En effet, à quoi assistons-nous actuellement si ce n’est à une véritable levée de bouclier des cadres de certains départements ou services pour dénoncer des détournements par ci et des malversations par là auxquels eux-mêmes ne seraient pas étrangers soit pour l’avoir cautionné ou inventé. C’est selon notre volonté de monter au créneau pour dénoncer de pareilles turpitudes découle de notre aversion profonde pour la lâcheté et la méchanceté qui sous tendent l’action de ces nouveaux chevaliers de la transparence et de la moralité dans la gestion des biens publics!
Où se trouvaient ces intrépides défenseurs ou soit-disant gardiens du temple pendant que le Mali sombrait lentement et silencieusement dans cet océan de la corruption qu’était devenue notre société ces vingt dernières années ? Où se trouvaient ces champions au moment où le seul appel qui aurait dû être entendu de tous les Maliens était celui de la mobilisation pour le nord en proie aux affres de l’occupation par la rébellion et les jihadistes narco trafiquants.
Ils étaient tout simplement occupés à gérer leurs petites affaires pour ne pas dire leurs combines. Non! Je ne vous en veux pas d’avoir dénoncé des faits que vous qualifiez de détournement ou vol ! Ce que je ne peux accepter c’est de vouloir détourner cette lutte implacable qu’IBK s’apprête à engager contre la corruption à des fins personnelles. Ce faisant, vous ne servez ni le pays ni le président. A cause de vous, la volonté présidentielle risque d’apparaître comme une chasse aux sorcières et vous lui enlevez du coup toute légitimité. Au pire, vous l’entravez et vous pourriez même la rendre inefficace! En effet, si les faits que vous dénoncez étaient avérés, toute sanction des autorités apparaîtrait comme les conséquences de dénonciations et de délation des militants de la vingt cinquième heure, qui voudraient nous ramener à une gestion des seuls partisans, dont la seule qualité est la possession de la carte du parti.
Mais passons. Que dire de la méthode employée ? Le Mali ne dispose-t-il pas de service technique financier chargé de contrôler la gestion des responsables ? Pourquoi alors cette médiatisation à outrance de leur « combat » si ce n’est une tentative d’embarquer les autorités de notre pays ?

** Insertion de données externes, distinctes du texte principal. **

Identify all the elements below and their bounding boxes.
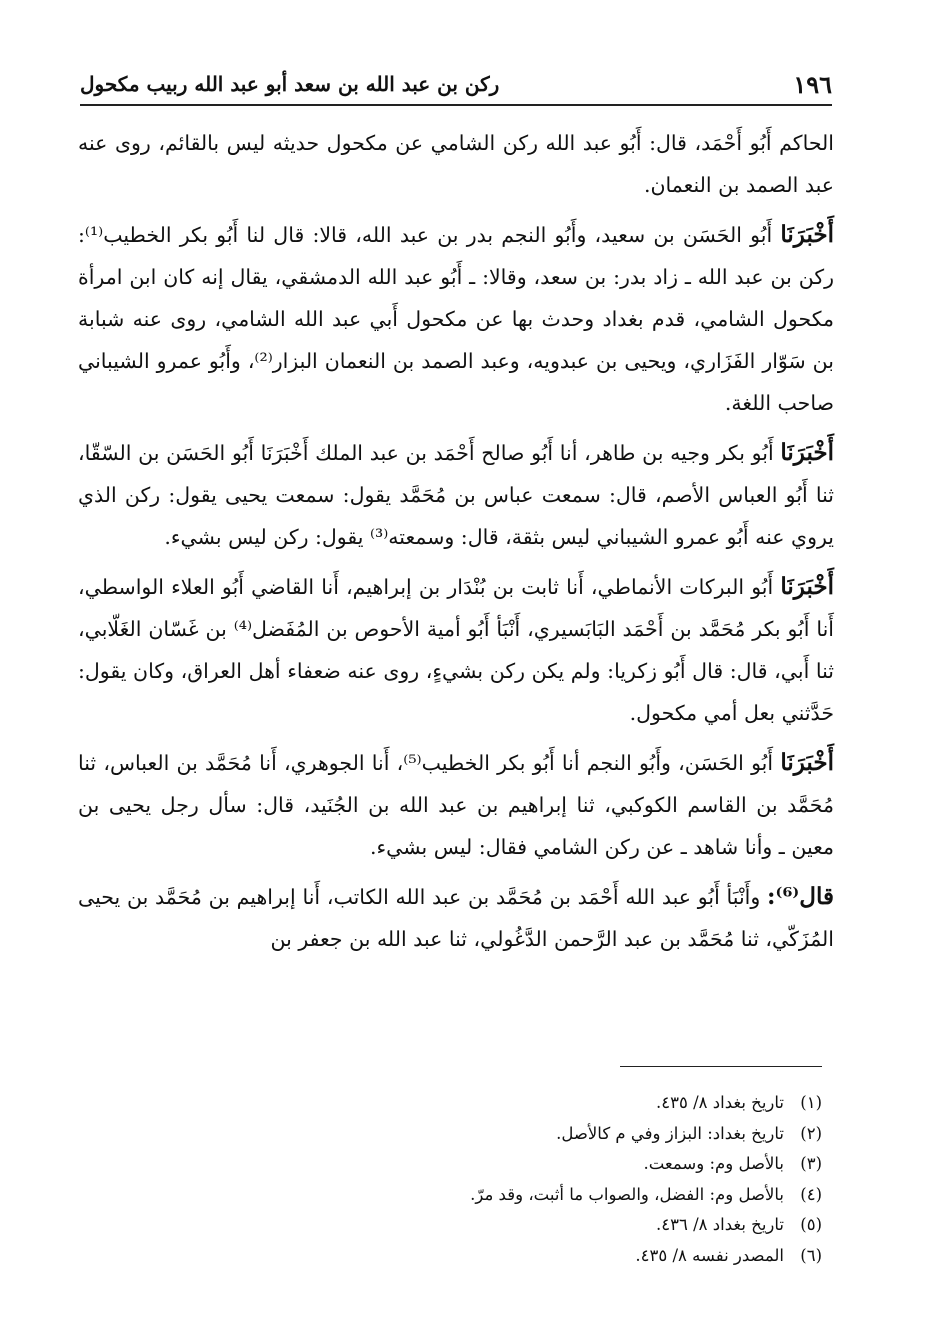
footnote — [300, 1119, 822, 1150]
footnote-text: تاريخ بغداد ٨/ ٤٣٦. — [656, 1215, 784, 1234]
footnote — [300, 1241, 822, 1272]
footnote-number: (٢) — [800, 1123, 822, 1143]
paragraph — [78, 214, 834, 424]
footnote — [300, 1149, 822, 1180]
footnote-text: بالأصل وم: وسمعت. — [643, 1154, 784, 1173]
paragraph-text: أَبُو الحَسَن بن سعيد، وأَبُو النجم بدر بن عبد الله، قالا: قال لنا أَبُو بكر الخطيب⁽¹⁾: ركن بن عبد الله ـ زاد بدر: بن سعد، وقالا: ـ أَبُو عبد الله الدمشقي، يقال إنه كان ابن امرأة مكحول الشامي، قدم بغداد وحدث بها عن مكحول أَبي عبد الله الشامي، روى عنه شبابة بن سَوّار الفَزَاري، ويحيى بن عبدويه، وعبد الصمد بن النعمان البزار⁽²⁾، وأَبُو عمرو الشيباني صاحب اللغة. — [78, 223, 834, 415]
footnote — [300, 1210, 822, 1241]
footnote-rule — [620, 1066, 822, 1067]
footnote-number: (٦) — [800, 1245, 822, 1265]
footnote-text: المصدر نفسه ٨/ ٤٣٥. — [635, 1245, 784, 1265]
footnote-number: (١) — [800, 1093, 822, 1112]
paragraph-text: وأَنْبَأ أَبُو عبد الله أَحْمَد بن مُحَمَّد بن عبد الله الكاتب، أَنا إبراهيم بن مُحَمَّد بن يحيى المُزَكّي، ثنا مُحَمَّد بن عبد الرَّحمن الدَّغُولي، ثنا عبد الله بن جعفر بن — [78, 885, 834, 951]
header-rule — [80, 104, 832, 106]
footnote-number: (٤) — [800, 1184, 822, 1204]
footnote-number: (٣) — [800, 1154, 822, 1173]
paragraph-lead: أَخْبَرَنَا — [780, 749, 834, 776]
paragraph-lead: أَخْبَرَنَا — [780, 221, 834, 248]
paragraph-lead: قال⁽⁶⁾: — [767, 883, 834, 910]
page-number: ١٩٦ — [793, 70, 832, 99]
paragraph — [78, 742, 834, 868]
paragraph — [78, 876, 834, 960]
paragraph-text: أَبُو بكر وجيه بن طاهر، أنا أَبُو صالح أَحْمَد بن عبد الملك أَخْبَرَنَا أَبُو الحَسَن بن السّقّا، ثنا أَبُو العباس الأصم، قال: سمعت عباس بن مُحَمَّد يقول: سمعت يحيى يقول: ركن الذي يروي عنه أَبُو عمرو الشيباني ليس بثقة، قال: وسمعته⁽³⁾ يقول: ركن ليس بشيء. — [78, 441, 834, 549]
footnote-text: تاريخ بغداد: البزاز وفي م كالأصل. — [556, 1123, 784, 1143]
paragraph — [78, 432, 834, 558]
running-title: ركن بن عبد الله بن سعد أبو عبد الله ربيب مكحول — [80, 72, 500, 96]
footnote — [300, 1088, 822, 1119]
paragraph — [78, 122, 834, 206]
paragraph-text: أَبُو الحَسَن، وأَبُو النجم أنا أَبُو بكر الخطيب⁽⁵⁾، أَنا الجوهري، أَنا مُحَمَّد بن العباس، ثنا مُحَمَّد بن القاسم الكوكبي، ثنا إبراهيم بن عبد الله بن الجُنَيد، قال: سأل رجل يحيى بن معين ـ وأنا شاهد ـ عن ركن الشامي فقال: ليس بشيء. — [78, 751, 834, 859]
page-header — [80, 62, 832, 104]
footnote-text: تاريخ بغداد ٨/ ٤٣٥. — [656, 1093, 784, 1112]
footnote — [300, 1180, 822, 1211]
paragraph-lead: أَخْبَرَنَا — [780, 573, 834, 600]
paragraph-text: الحاكم أَبُو أَحْمَد، قال: أَبُو عبد الله ركن الشامي عن مكحول حديثه ليس بالقائم، روى عنه عبد الصمد بن النعمان. — [78, 131, 834, 197]
paragraph — [78, 566, 834, 734]
paragraph-text: أَبُو البركات الأنماطي، أَنا ثابت بن بُنْدَار بن إبراهيم، أَنا القاضي أَبُو العلاء الواسطي، أَنا أَبُو بكر مُحَمَّد بن أَحْمَد البَابَسيري، أَنْبَأ أَبُو أمية الأحوص بن المُفَضل⁽⁴⁾ بن غَسّان الغَلّابي، ثنا أَبي، قال: قال أَبُو زكريا: ولم يكن ركن بشيءٍ، روى عنه ضعفاء أهل العراق، وكان يقول: حَدَّثني بعل أمي مكحول. — [78, 575, 834, 725]
footnote-number: (٥) — [800, 1215, 822, 1234]
footnote-text: بالأصل وم: الفضل، والصواب ما أثبت، وقد مرّ. — [470, 1184, 784, 1204]
body-text — [78, 122, 834, 968]
paragraph-lead: أَخْبَرَنَا — [780, 439, 834, 466]
footnotes — [300, 1088, 822, 1271]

Ailleurs, l’encouragement des citoyens à la dénonciation et la délation a abouti au génocide. Dieu merci, nous n’en sommes pas encore là. Mais si l’on ne prend pas garde, nous allons créer le chaos dans nos services publics. Aucun responsable n’osera plus relever un collaborateur de peur de la calomnie ou même de l’agression physique pouvant aller jusqu’à l’attentat à la vie du nouveau nommé ou du chef de service responsable de la relève. Les premiers actes posés dans ce sens sont restés impunis.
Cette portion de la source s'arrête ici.